A decade ago, thousands of people were discovering the phenomenon of the Internet for the first time. Like most of them, Jon was duly impressed. “Thinking back,” he says, of his first foray online, “I was very into Nirvana and Pearl Jam and Phish. So what I did is I kind of searched out the music I was looking for. And what you could do on the Internet,” he continues, “was join an e-mail list to talk to other people who were fans and trade cassette tapes through the mail. It was very efficient for the time!”

One of young Jon’s first virtual pen pals was another local guy—Mike Ruscitto—who lived in Peters Township, and was only 15 years old, although Jon wasn’t aware of that then. Ruscitto was something of an Internet pioneer himself and had talked his father into getting him an ultra-fast T1 line for his computer. (Dial-ups were even slower 10 years ago than they are now.) So even though they’d never met, it wasn’t a huge surprise, maybe, when Ruscitto asked Jon, who already had his own home page, if he wanted to take the tape-trading a step further.

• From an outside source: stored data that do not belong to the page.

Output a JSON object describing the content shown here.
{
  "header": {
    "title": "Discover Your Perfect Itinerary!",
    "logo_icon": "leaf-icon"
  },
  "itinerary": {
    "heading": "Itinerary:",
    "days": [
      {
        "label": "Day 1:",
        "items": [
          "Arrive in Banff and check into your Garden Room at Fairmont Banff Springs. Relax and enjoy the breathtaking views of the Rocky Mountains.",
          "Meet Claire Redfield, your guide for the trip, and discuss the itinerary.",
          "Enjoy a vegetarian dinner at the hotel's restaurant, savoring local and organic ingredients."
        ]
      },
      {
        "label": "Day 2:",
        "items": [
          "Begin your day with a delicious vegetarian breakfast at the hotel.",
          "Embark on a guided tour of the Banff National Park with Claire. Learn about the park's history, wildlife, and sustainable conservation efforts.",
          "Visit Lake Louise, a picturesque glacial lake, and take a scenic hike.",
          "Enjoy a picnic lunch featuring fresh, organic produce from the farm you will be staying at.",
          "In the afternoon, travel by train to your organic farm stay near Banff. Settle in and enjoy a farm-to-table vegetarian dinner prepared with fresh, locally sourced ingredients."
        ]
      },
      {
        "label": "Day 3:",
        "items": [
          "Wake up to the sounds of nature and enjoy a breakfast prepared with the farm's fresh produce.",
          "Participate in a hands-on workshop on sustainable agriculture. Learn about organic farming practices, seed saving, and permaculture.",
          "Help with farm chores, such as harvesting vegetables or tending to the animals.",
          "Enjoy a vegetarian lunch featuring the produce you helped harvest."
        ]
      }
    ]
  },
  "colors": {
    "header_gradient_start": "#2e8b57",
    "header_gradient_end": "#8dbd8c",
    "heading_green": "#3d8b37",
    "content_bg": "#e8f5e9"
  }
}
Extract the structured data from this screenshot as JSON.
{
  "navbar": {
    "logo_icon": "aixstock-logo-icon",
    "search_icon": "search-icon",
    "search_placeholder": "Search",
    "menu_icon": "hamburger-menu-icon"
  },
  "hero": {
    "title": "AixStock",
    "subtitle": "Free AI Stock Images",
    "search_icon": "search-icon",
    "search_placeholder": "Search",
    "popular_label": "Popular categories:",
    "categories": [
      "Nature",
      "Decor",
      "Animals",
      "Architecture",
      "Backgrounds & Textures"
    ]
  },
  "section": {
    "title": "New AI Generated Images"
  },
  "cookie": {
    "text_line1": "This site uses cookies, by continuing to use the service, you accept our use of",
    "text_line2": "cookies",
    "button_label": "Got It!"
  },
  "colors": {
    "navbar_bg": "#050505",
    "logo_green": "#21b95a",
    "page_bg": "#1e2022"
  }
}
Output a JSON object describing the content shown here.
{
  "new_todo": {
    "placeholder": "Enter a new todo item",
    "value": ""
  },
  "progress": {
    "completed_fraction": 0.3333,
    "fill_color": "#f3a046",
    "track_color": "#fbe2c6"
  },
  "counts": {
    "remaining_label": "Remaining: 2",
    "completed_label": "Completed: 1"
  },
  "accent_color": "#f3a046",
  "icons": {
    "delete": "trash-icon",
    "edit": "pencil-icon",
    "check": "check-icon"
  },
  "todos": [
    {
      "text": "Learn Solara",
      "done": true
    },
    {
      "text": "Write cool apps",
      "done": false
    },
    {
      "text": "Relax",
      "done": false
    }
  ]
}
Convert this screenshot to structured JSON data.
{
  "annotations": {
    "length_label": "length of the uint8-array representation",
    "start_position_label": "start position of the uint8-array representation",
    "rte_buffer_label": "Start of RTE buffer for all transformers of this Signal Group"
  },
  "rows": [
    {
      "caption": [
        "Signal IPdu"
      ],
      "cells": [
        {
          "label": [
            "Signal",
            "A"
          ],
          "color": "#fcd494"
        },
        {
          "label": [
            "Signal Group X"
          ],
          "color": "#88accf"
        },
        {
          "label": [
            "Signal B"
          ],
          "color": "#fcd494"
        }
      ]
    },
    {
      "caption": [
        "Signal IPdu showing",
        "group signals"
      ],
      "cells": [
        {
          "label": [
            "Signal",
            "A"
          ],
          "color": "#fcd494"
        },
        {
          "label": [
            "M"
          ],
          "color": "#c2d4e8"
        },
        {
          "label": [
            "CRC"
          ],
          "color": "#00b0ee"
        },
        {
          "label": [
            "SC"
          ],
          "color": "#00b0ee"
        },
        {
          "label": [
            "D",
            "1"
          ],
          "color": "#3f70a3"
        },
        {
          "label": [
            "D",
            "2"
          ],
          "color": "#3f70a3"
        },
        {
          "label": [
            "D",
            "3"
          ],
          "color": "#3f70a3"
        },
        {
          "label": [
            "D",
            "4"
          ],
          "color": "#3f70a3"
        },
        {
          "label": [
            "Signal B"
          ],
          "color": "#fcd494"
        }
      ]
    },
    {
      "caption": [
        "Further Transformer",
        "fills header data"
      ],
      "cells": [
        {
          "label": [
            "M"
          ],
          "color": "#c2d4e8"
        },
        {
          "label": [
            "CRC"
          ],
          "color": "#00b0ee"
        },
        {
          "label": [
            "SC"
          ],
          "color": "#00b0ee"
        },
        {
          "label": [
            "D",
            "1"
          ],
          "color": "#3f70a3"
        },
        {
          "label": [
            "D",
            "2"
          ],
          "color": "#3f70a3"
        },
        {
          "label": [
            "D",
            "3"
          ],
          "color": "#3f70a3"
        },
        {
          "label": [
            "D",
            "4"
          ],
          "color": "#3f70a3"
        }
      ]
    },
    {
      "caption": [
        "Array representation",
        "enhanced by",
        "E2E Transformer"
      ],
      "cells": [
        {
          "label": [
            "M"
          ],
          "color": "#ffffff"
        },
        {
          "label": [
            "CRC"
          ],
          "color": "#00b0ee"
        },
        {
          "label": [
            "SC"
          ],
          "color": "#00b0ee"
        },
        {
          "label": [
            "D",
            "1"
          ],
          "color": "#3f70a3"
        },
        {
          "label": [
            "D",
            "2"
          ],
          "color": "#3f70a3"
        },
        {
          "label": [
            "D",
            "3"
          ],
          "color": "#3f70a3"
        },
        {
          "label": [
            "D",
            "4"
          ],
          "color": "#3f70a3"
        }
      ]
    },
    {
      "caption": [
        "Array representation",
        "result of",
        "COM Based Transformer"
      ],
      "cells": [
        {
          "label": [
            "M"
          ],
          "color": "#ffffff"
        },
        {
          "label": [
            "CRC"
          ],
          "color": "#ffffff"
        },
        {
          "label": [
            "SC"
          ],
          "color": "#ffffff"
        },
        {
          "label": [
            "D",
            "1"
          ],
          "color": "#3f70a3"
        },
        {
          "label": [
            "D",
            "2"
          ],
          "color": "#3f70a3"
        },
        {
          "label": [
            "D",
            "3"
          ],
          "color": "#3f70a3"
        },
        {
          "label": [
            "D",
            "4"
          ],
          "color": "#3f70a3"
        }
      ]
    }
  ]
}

Both boys were fans of Rusted Root, then just a local jam band, and Ruscitto figured the band deserved a Web site. If Jon would build it, Ruscitto would host it on his very own server. It’d be cool—just as if they were in business!

“I got a copy of—I think it was Photoshop,” Rosenson says, looking up at the ceiling and straining to remember. “I scanned in some album covers, and I typed in some lyrics, and we had this Web site for Rusted Root. It wasn’t anything extravagant, but it was the only one available.” A few weeks later, Jon got a phone call from another Ruscitto brother, Marc. “Hey,” Marc said. “I know you’ve been working with my brother on this Web site thing. We’re thinking about starting a company. We’d like to see if you’d be interested in joining up with us.”
So Jon’s dad drove him to Al’s Café in Peters Township, right on McMurray Road, to meet with Marc, who was 25. Jon had the hamburger. “And it’s at that point that I find out that Mike is only 15 or 16,” he recalls, stifling a laugh. “Marc really just wanted to check me out, to make sure I wasn’t some guy trying to scam his
little brother.”

The three hit it off, though, and the Ruscittos invited Jon to come over and check out their operation. According to Jon’s mother, Fern, he started working at the Ruscitto house day and night. So with her husband in tow, she decided to investigate. “We drove up this winding driveway—there was a horse stable at the top of it—and we finally got around to the living area. We knocked on the door, and here were these two kids—Mike Ruscitto and Jon—and they were in this bedroom with purple shag carpeting and about $50,000 or $75,000 worth of equipment. It was a little odd.”

It was also the scene that represented the birth of the home-spun tech company that would soon become Stargate Industries: a couple of smart kids expertly fiddling with expensive machines in a bedroom while the grown-ups stood by and scratched their heads, wondering.